Though Gregory’s grandparents on both sides had been Jewish, he had been raised celebrating Christmas and Easter in an avowedly secular home. German culture had been the religion of his family. However, when Hitler came to power, he was designated as a Jew because his mother and grandparents were Jewish, but he escaped Germany with his step-father who had international business connections, first to Britain, where he was part of the children’s transport. Subsequently, he was interned with many other German Jews in Canada during the early years of the war where he became a close friend of Emil Fackenheim who supervised my MA thesis on Hegel and Nietzsche.
As students, we shared the anecdote that Rabbi Fackenheim had been responsible for converting Gregory Baum to Catholicism because Emil had introduced Gregory to the Mediaeval Institute at St. Michael’s College at the University of Toronto. Gregory’s memoir destroyed that ironic anecdote for me, but it was true that his education in the Canadian internment camp for “German citizens”, from which he was released in 1942, woke up his intellectual probing.
Gregory Baum was baptized in 1946 and would go on to become a leading figure in the Catholic Church in liberation theology. He was a seminal figure in Vatican II initiated by Pope John XXIII that convened between 1962 and 1965 when it was closed by Pope Paul VI, who was a participant, but subsequently systematically set out to subvert many of its reformist measures, though not its call for holy renewal or the introduction of vernacular languages in the church services. Gregory was a peritus, a mavin serving as theological adviser at the Ecumenical Secretariat.
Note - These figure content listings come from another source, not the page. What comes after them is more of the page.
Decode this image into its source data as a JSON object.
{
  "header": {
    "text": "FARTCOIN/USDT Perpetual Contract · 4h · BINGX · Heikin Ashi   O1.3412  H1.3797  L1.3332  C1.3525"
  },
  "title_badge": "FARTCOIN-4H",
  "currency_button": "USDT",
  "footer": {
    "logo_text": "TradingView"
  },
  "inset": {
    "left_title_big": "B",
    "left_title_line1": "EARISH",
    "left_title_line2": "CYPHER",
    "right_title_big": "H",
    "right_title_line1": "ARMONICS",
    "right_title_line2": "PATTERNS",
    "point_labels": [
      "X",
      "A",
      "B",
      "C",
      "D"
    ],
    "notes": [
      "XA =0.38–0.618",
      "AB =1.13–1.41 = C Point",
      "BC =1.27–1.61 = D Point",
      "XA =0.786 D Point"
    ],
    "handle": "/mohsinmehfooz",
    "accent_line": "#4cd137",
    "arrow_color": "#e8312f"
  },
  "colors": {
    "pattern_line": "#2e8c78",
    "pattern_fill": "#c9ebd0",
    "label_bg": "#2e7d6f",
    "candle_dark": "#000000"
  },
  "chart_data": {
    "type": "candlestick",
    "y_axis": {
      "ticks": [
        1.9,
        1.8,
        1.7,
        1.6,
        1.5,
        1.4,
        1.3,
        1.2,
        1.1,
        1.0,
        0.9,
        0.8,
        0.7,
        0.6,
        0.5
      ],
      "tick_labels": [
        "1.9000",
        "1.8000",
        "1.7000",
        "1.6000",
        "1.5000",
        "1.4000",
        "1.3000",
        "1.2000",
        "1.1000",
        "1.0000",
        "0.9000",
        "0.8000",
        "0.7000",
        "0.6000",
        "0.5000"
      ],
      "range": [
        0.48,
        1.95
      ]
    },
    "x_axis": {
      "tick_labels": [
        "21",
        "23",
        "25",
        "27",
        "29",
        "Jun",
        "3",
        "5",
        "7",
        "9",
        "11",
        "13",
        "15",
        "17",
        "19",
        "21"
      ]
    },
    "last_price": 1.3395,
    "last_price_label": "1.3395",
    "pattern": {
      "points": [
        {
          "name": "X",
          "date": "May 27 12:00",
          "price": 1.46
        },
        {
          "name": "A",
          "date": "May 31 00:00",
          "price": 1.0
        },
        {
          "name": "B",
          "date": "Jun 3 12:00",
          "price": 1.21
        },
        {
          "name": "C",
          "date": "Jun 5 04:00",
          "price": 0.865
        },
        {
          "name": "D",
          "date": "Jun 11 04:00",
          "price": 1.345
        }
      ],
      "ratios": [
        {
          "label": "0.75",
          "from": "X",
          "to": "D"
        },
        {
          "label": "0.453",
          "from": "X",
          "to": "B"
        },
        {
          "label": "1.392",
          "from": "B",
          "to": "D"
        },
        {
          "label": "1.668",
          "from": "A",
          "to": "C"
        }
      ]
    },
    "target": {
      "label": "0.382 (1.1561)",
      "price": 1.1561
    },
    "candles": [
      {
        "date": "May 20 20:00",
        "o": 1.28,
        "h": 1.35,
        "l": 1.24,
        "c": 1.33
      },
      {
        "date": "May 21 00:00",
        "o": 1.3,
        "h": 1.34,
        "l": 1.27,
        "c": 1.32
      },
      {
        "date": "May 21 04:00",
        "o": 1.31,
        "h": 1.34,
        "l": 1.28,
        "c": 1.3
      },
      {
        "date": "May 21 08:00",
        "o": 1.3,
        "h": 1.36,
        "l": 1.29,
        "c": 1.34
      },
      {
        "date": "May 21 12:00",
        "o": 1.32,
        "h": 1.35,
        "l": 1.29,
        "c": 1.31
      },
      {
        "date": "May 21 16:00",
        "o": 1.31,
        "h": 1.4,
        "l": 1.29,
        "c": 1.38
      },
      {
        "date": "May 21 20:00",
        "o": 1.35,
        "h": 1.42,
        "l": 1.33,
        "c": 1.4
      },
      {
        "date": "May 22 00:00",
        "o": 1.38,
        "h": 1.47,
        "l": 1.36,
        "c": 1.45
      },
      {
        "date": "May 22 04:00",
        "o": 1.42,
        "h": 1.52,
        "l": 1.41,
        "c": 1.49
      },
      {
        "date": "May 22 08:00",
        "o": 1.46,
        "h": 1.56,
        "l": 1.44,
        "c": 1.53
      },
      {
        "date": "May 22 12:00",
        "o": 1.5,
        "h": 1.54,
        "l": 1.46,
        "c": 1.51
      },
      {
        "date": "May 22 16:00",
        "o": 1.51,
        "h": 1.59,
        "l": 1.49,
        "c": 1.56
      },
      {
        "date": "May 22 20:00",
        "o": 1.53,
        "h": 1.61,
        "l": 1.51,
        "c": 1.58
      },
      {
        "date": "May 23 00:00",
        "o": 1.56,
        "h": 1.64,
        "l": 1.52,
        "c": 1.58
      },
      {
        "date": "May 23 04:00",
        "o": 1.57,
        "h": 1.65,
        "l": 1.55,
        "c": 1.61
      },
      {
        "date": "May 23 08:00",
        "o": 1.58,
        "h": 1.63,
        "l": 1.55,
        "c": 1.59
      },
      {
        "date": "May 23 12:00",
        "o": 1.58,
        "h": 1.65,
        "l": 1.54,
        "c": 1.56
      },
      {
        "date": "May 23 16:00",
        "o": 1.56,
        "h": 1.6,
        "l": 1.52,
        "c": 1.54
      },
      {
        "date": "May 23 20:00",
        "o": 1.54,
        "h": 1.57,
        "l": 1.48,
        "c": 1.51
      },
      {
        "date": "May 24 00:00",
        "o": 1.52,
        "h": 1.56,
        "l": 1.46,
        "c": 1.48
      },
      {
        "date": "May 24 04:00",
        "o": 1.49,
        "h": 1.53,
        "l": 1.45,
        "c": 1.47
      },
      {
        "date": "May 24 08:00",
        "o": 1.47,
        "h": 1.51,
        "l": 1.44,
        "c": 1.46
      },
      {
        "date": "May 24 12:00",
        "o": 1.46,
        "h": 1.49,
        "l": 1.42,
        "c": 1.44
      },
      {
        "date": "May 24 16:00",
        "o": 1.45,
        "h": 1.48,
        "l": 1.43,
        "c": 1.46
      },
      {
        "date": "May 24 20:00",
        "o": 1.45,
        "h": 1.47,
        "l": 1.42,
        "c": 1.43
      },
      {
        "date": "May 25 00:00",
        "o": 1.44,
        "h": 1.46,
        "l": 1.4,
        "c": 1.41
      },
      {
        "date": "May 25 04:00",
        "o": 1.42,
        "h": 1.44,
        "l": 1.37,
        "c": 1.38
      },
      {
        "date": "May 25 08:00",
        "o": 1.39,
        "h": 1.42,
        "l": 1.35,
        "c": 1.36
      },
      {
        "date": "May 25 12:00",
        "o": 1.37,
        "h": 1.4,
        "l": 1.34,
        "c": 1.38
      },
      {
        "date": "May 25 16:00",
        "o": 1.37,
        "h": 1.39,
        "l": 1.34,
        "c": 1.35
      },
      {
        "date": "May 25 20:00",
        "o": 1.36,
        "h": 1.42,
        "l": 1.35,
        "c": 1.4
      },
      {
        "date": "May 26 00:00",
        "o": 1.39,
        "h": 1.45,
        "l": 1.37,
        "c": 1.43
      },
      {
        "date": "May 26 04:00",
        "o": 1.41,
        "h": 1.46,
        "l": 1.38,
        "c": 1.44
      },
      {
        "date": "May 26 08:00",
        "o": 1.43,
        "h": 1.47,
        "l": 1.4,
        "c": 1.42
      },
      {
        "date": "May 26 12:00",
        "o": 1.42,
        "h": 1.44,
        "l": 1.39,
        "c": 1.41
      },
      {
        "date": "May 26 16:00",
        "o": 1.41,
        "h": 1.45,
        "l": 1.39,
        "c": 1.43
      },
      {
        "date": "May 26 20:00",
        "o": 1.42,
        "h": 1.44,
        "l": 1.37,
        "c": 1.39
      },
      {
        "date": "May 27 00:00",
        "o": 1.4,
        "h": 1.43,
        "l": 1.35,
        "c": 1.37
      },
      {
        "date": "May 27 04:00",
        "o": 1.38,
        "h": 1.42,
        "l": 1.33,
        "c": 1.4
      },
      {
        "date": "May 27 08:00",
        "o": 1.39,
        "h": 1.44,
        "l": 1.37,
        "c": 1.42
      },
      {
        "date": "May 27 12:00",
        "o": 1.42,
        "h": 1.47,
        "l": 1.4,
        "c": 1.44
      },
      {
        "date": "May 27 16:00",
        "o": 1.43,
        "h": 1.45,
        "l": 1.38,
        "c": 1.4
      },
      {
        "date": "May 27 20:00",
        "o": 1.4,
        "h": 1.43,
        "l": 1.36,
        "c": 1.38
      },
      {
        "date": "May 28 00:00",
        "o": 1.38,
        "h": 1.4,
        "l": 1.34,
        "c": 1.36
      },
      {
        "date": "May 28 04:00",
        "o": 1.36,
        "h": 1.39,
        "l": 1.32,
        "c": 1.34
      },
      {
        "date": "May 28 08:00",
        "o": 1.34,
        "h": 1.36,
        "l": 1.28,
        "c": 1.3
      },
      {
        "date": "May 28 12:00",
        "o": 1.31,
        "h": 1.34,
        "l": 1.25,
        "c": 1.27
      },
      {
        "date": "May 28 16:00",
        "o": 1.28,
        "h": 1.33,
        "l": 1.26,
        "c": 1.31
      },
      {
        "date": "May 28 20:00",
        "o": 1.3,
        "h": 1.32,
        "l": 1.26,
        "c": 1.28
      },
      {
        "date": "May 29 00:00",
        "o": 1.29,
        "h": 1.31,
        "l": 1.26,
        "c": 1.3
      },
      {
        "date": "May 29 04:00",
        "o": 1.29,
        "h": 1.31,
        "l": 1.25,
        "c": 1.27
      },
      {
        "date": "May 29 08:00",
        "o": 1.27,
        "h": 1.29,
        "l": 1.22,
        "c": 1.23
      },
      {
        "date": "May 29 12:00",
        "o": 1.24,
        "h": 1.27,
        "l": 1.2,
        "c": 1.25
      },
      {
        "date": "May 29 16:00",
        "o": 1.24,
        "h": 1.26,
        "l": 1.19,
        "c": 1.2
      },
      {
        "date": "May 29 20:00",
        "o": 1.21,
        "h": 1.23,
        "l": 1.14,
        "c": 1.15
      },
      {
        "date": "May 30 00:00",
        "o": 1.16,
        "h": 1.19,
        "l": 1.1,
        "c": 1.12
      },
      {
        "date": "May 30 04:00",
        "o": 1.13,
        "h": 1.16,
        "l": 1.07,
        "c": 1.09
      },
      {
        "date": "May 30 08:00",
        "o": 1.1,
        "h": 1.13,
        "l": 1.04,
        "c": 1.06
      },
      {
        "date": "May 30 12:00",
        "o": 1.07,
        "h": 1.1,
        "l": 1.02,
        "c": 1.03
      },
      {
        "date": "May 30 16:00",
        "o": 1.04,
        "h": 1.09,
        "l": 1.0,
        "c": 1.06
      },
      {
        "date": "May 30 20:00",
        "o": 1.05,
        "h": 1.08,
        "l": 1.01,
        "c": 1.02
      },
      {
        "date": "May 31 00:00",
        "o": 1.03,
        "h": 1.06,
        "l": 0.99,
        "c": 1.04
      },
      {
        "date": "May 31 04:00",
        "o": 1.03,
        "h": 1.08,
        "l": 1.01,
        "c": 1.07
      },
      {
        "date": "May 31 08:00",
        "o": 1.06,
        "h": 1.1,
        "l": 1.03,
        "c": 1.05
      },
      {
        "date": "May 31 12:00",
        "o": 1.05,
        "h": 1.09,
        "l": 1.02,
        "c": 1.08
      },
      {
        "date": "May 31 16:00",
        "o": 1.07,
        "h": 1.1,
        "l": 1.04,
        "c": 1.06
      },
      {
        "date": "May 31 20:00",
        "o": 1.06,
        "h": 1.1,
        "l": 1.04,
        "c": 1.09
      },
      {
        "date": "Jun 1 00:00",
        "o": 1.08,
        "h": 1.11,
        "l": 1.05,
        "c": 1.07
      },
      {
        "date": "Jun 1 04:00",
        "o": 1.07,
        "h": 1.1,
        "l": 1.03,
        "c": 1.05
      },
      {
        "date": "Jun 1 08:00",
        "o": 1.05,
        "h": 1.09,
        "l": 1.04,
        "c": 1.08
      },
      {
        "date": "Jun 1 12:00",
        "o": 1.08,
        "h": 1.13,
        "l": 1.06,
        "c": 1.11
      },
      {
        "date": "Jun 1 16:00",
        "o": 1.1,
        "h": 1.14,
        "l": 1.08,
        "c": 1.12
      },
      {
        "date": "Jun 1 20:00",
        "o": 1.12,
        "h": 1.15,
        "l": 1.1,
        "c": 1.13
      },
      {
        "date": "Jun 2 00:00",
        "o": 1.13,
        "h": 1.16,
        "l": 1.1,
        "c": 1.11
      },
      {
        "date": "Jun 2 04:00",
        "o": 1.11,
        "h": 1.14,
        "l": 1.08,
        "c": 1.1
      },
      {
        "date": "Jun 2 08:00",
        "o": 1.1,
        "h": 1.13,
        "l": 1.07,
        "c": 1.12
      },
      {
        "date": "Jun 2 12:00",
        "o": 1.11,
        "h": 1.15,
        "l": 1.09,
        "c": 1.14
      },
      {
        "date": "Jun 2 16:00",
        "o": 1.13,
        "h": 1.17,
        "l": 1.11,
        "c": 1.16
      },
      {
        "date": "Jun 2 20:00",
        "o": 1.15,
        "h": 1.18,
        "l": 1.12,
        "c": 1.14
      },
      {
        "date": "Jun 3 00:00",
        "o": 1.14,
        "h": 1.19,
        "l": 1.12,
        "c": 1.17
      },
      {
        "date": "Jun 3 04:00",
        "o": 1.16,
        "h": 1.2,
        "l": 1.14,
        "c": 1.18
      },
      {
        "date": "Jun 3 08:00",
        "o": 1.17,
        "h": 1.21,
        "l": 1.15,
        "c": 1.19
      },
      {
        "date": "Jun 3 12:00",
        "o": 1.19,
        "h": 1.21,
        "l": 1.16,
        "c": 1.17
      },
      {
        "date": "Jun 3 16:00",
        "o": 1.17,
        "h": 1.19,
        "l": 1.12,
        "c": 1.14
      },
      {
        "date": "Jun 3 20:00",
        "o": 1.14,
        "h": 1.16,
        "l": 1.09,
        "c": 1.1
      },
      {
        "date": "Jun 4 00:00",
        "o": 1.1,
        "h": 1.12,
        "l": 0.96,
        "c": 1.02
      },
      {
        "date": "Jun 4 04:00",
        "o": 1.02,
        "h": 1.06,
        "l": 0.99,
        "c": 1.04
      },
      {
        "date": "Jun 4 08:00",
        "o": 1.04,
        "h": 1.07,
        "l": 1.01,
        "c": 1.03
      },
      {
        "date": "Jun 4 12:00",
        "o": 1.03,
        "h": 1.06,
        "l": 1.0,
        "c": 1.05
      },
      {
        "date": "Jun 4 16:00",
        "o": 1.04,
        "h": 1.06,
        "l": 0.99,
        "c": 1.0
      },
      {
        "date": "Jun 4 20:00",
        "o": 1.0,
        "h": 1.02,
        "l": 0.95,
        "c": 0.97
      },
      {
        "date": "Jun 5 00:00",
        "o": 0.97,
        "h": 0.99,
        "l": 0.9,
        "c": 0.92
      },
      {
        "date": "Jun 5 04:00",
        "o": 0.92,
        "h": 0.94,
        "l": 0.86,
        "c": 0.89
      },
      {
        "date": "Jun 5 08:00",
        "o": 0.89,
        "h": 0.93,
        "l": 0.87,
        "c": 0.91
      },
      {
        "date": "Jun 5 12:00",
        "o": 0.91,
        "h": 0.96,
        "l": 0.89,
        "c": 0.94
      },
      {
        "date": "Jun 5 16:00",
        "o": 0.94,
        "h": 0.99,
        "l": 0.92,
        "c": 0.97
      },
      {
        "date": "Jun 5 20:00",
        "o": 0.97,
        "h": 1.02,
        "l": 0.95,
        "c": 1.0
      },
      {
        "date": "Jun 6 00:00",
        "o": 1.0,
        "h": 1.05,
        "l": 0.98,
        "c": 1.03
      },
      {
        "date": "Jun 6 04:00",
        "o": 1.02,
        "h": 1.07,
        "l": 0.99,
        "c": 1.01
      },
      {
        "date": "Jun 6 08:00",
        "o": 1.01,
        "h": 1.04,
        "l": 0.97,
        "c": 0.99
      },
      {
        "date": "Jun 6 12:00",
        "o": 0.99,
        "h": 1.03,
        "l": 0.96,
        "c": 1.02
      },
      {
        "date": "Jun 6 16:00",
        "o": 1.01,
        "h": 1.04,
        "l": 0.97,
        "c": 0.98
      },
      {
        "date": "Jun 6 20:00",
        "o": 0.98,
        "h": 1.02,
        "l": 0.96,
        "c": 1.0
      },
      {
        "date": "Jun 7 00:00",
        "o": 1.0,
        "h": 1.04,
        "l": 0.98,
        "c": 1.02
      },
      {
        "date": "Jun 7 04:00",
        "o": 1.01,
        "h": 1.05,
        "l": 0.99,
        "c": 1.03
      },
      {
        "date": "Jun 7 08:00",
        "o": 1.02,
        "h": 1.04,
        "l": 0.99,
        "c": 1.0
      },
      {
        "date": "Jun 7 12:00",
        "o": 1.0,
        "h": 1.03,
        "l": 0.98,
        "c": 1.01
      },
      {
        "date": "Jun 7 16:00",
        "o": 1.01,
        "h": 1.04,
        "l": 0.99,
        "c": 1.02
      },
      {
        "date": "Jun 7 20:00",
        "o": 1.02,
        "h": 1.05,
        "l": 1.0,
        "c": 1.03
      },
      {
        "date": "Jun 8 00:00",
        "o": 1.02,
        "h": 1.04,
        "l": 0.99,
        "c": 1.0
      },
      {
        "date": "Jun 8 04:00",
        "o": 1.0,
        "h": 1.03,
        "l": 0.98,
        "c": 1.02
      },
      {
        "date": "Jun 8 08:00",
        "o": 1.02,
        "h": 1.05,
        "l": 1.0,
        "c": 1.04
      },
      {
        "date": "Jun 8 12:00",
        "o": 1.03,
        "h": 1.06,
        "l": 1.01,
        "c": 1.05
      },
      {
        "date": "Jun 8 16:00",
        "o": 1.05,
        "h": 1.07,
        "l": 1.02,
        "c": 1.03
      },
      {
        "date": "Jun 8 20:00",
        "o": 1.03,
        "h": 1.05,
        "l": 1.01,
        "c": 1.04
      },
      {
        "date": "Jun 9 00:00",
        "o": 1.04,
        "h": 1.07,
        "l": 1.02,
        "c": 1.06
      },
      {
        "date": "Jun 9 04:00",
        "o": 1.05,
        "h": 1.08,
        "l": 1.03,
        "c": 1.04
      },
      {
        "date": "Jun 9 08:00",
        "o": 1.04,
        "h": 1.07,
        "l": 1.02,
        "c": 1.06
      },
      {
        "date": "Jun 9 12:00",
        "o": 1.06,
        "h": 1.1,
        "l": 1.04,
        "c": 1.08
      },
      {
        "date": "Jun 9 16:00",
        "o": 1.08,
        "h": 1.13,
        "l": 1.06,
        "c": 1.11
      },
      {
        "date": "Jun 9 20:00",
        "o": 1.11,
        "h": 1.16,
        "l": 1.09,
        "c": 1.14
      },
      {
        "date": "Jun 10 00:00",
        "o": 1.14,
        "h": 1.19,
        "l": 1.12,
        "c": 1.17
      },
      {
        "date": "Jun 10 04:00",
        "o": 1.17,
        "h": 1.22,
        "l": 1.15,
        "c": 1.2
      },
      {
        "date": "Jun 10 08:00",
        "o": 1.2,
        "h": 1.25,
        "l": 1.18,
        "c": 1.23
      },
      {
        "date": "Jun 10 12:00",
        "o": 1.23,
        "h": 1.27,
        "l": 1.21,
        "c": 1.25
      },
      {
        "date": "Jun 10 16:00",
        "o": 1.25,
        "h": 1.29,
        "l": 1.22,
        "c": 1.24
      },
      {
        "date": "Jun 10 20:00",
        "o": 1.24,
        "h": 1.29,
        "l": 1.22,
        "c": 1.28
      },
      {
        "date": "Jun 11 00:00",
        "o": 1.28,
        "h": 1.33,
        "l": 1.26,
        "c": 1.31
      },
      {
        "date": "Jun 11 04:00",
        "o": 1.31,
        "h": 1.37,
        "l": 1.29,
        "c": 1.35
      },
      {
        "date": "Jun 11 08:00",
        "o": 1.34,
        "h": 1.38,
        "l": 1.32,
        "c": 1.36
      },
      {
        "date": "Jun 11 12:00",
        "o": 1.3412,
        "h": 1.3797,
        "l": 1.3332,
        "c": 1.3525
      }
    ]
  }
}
In 1976, Gregory was forced to resign from the priesthood and the Augustinian Order, but for awhile remained a professor of sociology at St. Michael’s College before he moved to Montreal and McGill University. It was during that period that we had a long argument in my home study near Casa Loma. He and Cranford Pratt, who passed away last year, along with John Burbidge (a fellow Hegelian and member of the Toronto Hegelian group with myself) and William Dunphy, had authored a pamphlet entitled, “Peace, Justice, and Reconciliation in the Arab-Israeli Conflict: A Christian Perspective.” None of them were either historians or philosophers of history. Cran and Gregory had come over to my study to discuss a draft they had written and had forwarded to me and to get my reaction. The argument we had did not change their minds. They did not change mine.
The central debate concerned their contention that Europe had a prime responsibility for the Israeli-Arab conflict and had dumped its problem with the Jews on the Palestinians in the Middle East. When I read his memoir, I was sorry to learn that in all these years he had never corrected what I considered to be major historical and factual errors in the Pamphlet that he and Cran Pratt had come to discuss back in the seventies.
Tomorrow, I will analyze Gregory Baum’s version of Israeli history. While Trump offered us a dystopic view of the American past, Gregory offered the world a horrific account of Israeli history. He wrote corrupt history. Both Trump and Baum interpreted history with a cavalier approach to historical facts.